Thursday, 17 January 2008

Do sofrimento (de não conhecer)...

"Penso: Talvez o sofrimento seja lançado às multidões em punhados e talvez o grosso caia em cima de uns e pouco ou nada em cima de outros. Não a dor, não as pernas trôpegas de nódoas negras, não as costelas partidas a colar entre o sangue pisado, não a cabeça a rachar-se em tentáculos como raios, não a pele das paixões acabadas a abrir rasgões fundos na carne como vergastadas de uma impotência absoluta; mas o sofrimento, permanente e constante, como todos os ossos expostos a furar os músculos e a pele.Dói-me o corpo e é sem o sentir que sofro.(...)
Sei que a minha mulher vagueia pela casa. Vagueia pela casa e não sei o que pensa.Não a conheço. Como se apenas a visse e fosse sempre a primeira vez. Sem a ouvir, sem a sentir, olhando-lhe os movimentos sem história e nunca lhe entendendo as razões. Muitas vezes me fixei na sua testa de menina, no seu olhar intenso, mas nunca pude atravessar as suas paredes, sem portas ou janelas no sentido, nunca pude caminhar nas suas salas e alumiá-las com um candeeiro, por muito sumido, por muito fosco. Sei dela tanto quanto no dia em que me dispus a conhecê-la".

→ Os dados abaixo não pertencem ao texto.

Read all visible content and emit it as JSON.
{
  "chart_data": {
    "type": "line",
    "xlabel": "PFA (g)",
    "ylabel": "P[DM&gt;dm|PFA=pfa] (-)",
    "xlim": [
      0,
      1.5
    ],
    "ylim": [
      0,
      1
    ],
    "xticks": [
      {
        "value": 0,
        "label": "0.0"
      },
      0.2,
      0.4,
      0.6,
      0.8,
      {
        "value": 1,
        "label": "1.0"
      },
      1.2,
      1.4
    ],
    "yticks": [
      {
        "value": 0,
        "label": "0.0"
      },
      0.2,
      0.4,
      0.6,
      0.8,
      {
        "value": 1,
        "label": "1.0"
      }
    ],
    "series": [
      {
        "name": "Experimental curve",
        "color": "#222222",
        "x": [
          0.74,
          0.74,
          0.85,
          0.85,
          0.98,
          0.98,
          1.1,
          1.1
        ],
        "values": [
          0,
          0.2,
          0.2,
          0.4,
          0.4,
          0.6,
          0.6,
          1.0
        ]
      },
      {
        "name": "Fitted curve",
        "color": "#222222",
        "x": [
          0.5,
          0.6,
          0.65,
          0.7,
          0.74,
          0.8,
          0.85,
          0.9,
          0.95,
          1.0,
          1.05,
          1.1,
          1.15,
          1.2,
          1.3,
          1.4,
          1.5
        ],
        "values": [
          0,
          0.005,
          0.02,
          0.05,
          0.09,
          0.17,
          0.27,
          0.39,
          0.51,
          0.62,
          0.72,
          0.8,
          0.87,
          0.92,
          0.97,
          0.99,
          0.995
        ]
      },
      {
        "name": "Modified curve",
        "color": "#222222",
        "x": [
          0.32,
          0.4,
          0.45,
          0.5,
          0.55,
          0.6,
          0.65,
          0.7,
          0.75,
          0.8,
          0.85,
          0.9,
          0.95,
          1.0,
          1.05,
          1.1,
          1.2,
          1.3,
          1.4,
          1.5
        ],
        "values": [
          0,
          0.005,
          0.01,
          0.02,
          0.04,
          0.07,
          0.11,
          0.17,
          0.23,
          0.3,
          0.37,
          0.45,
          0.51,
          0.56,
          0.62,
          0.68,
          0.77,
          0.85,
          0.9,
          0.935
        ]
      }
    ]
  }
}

José Luís Peixoto, "Nenhum Olhar".

2 comments:

Jaime said...

Com o tempo (e eu já cá ando há algum...) descobrimos que na verdade nunca se conhece totalmente, podemos ter vislumbres de certos aspectos, mas sempre limitados, e isso não é bom nem mau: é a vida e o que fazemos dela...

Marlene said...

Pode-se dizer que as pessoas são como as cassetes de música: tem o lado A e o lado B (não é uma comparação lá muito...mas continuando o raciocínio...). O lado casa e o lado rua. E se já é difícil conhecer um, o que fará dois?
E quando há momentos em que eles se unem,reflectindo quase o total do que somos,então aí, é o desconhecimento total!
Nós somos um bicho raro, que tem muito que se lhe diga... e estranho, complexo...
Temos mais vértices que um prisma, ou então somos um.A luz passa por nós, e então reflectimos várias cores(que confundem)...que se voltam a unir numa única cor - pessoa.